The post in question said that reading books had been obliterated by social media, Roger. My point is that my friends who are social media users are more likely to be readers, not less.
 
The post in question said that reading books had been obliterated by social media, Roger. My point is that my friends who are social media users are more likely to be readers, not less.

Interesting. Why do you think that might be? I'm not arguing, just asking. I'd say the exact opposite when it came to my friends, but as I have no evidence to back up that impression, I'd hesitate to put it forward as a strong hypothesis.

Cheers,

R.
 
A question: if 'social' media really are 'social', why do so many people hide behind made-up names?
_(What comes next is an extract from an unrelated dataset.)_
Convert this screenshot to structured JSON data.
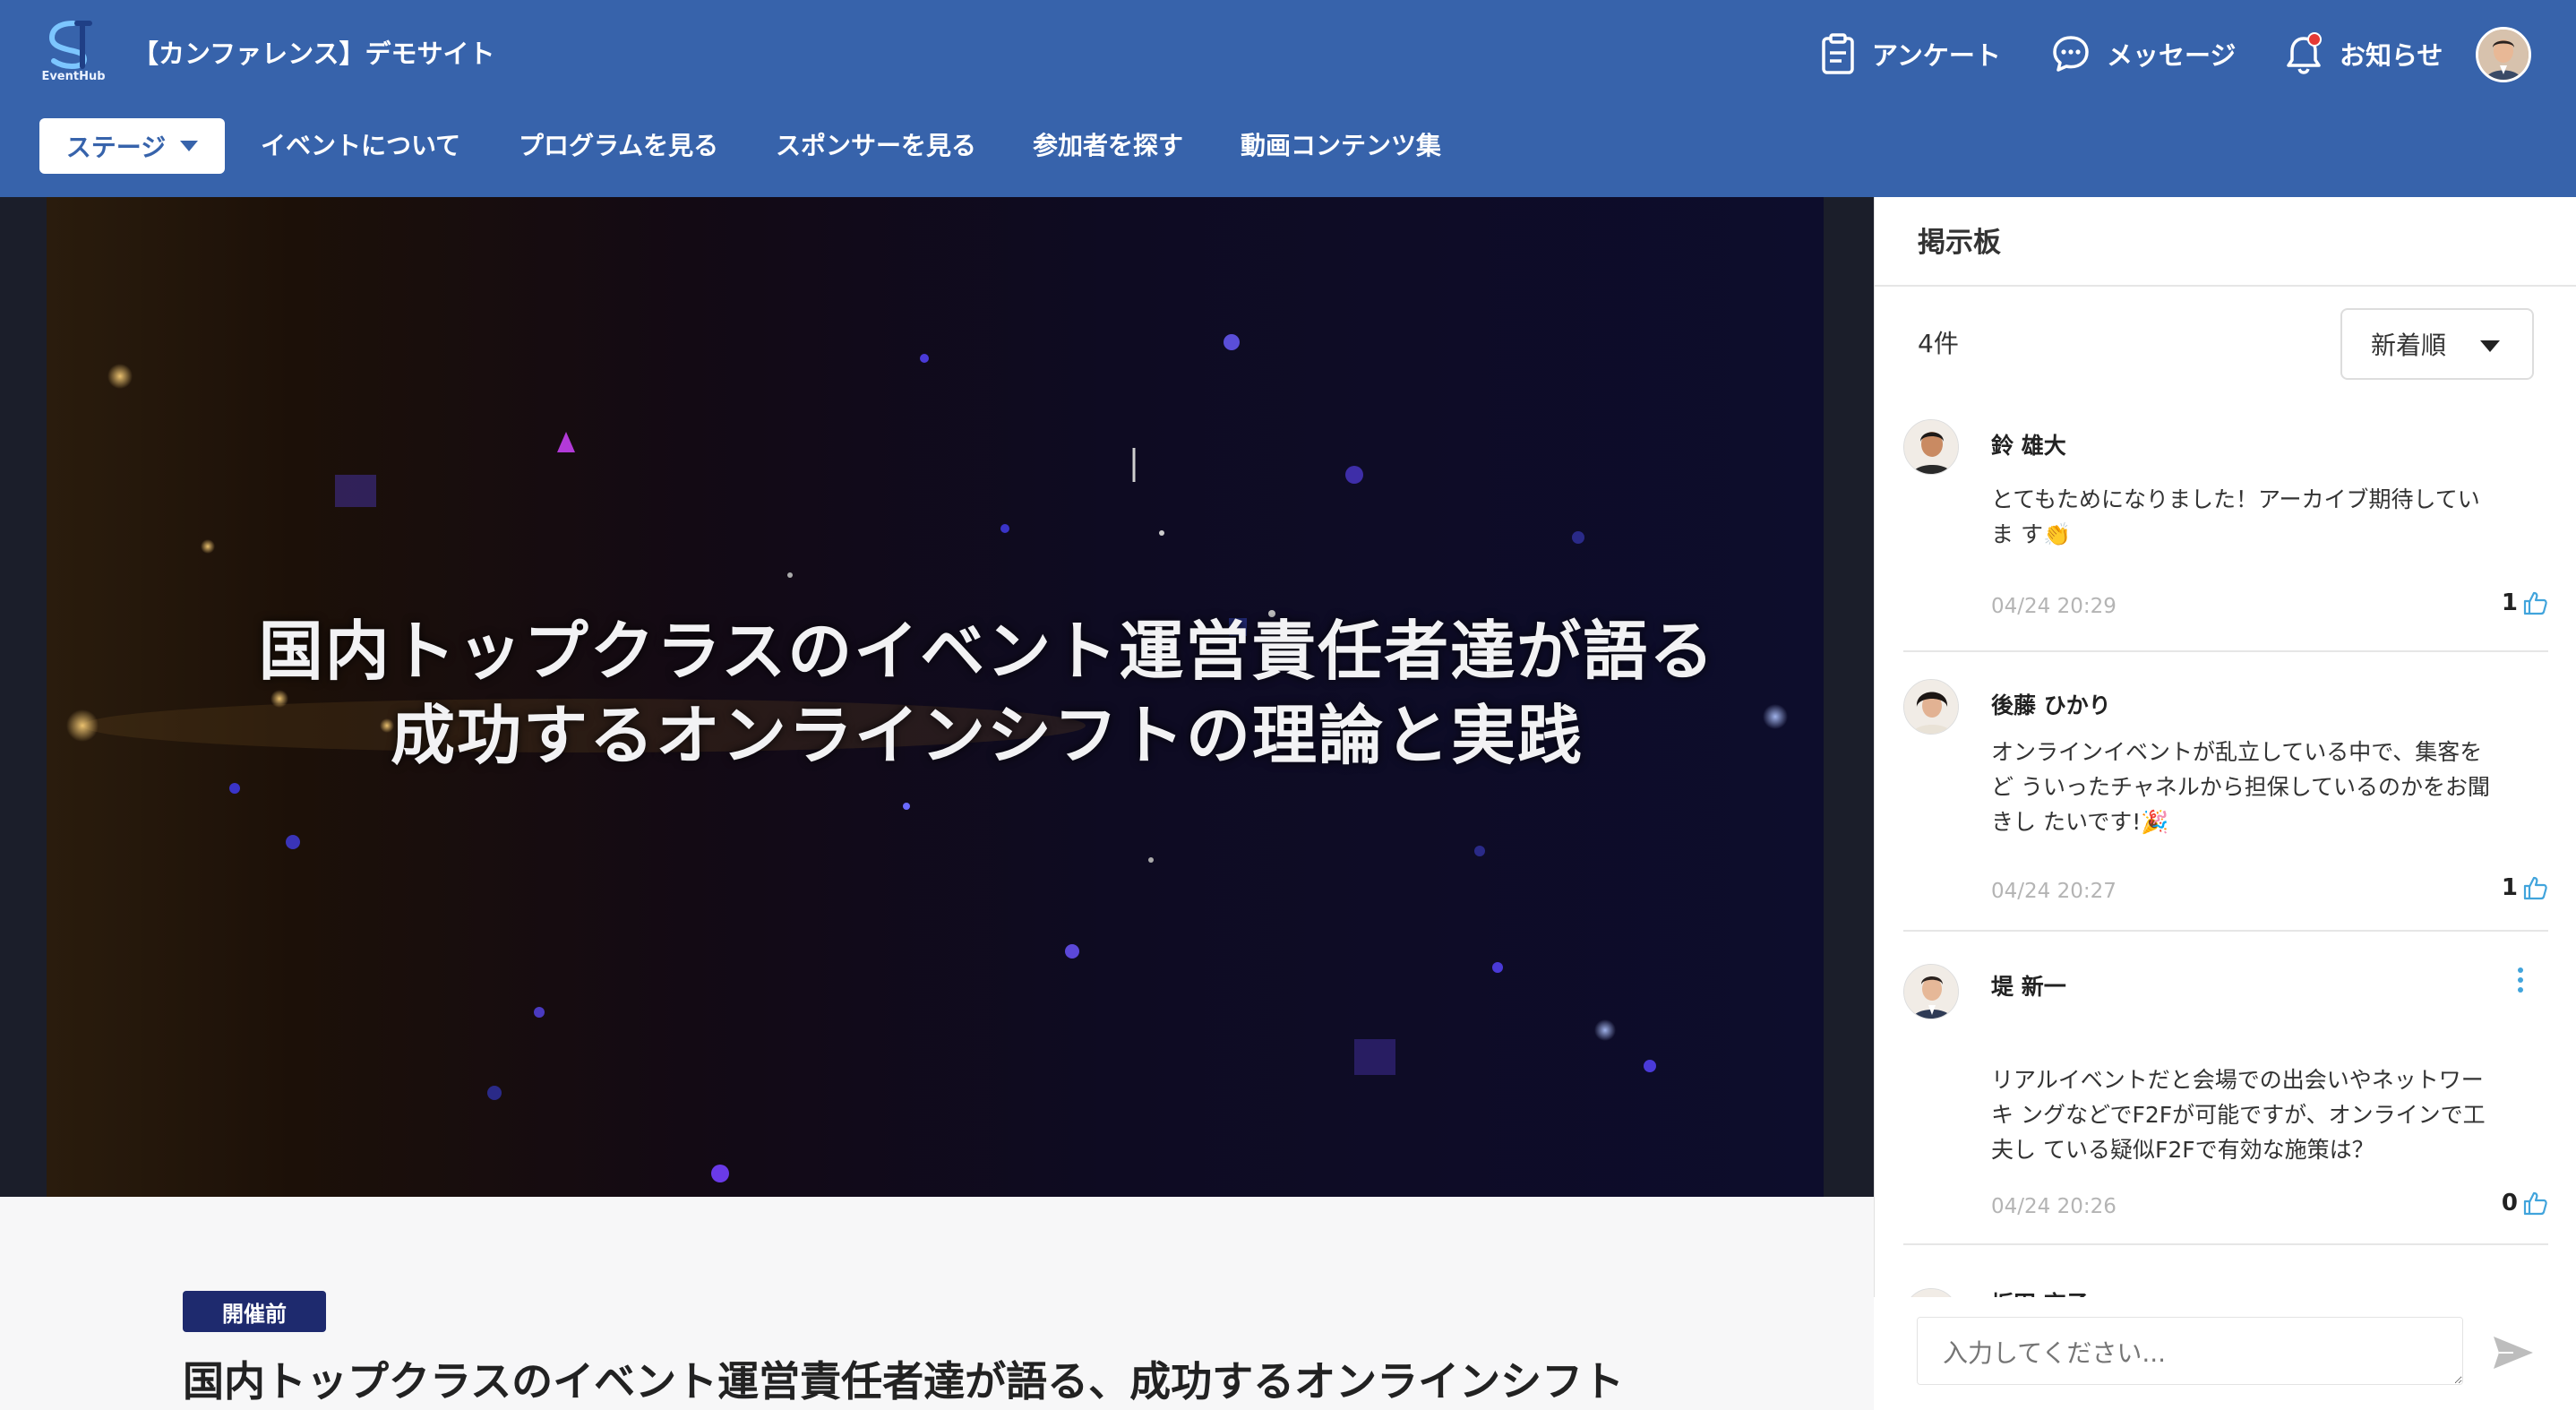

And, for all I know, made-up personae?

Cheers,

R.
 
One thing I have come to realize in the last few years - there is a subset of the population (people like me, and I guess Dave too) who are sensitive to what is happening to people and society, and have an almost desperate sense of panic. It's like "Invasion of the bodysnatchers", you see people gradually being assimilated, and changing in ways they don't realize. (...)

Yes. At work, I can observe daily that the latest generation of our employees can hardly think anymore. Really. They are and get confused over the simplest things. They know nothing. They can not think anymore. It scares me.

The reasons?

Tabloid press, television, and now 'social media'. You get what you pay for.
 
Interesting. Why do you think that might be? I'm not arguing, just asking.

My social media friends tend to be a bit older and they've landed in more diverse fields of work. Many more of them have studied or spent time working in the arts and humanities. Others are scientists. Almost all of them are readers.

My local "meatspace" friends tend to be younger and are more likely to be in biomedical research and the tech industry. They may use social media but that's not generally how I interact with them. Some are (book) readers, a lot aren't.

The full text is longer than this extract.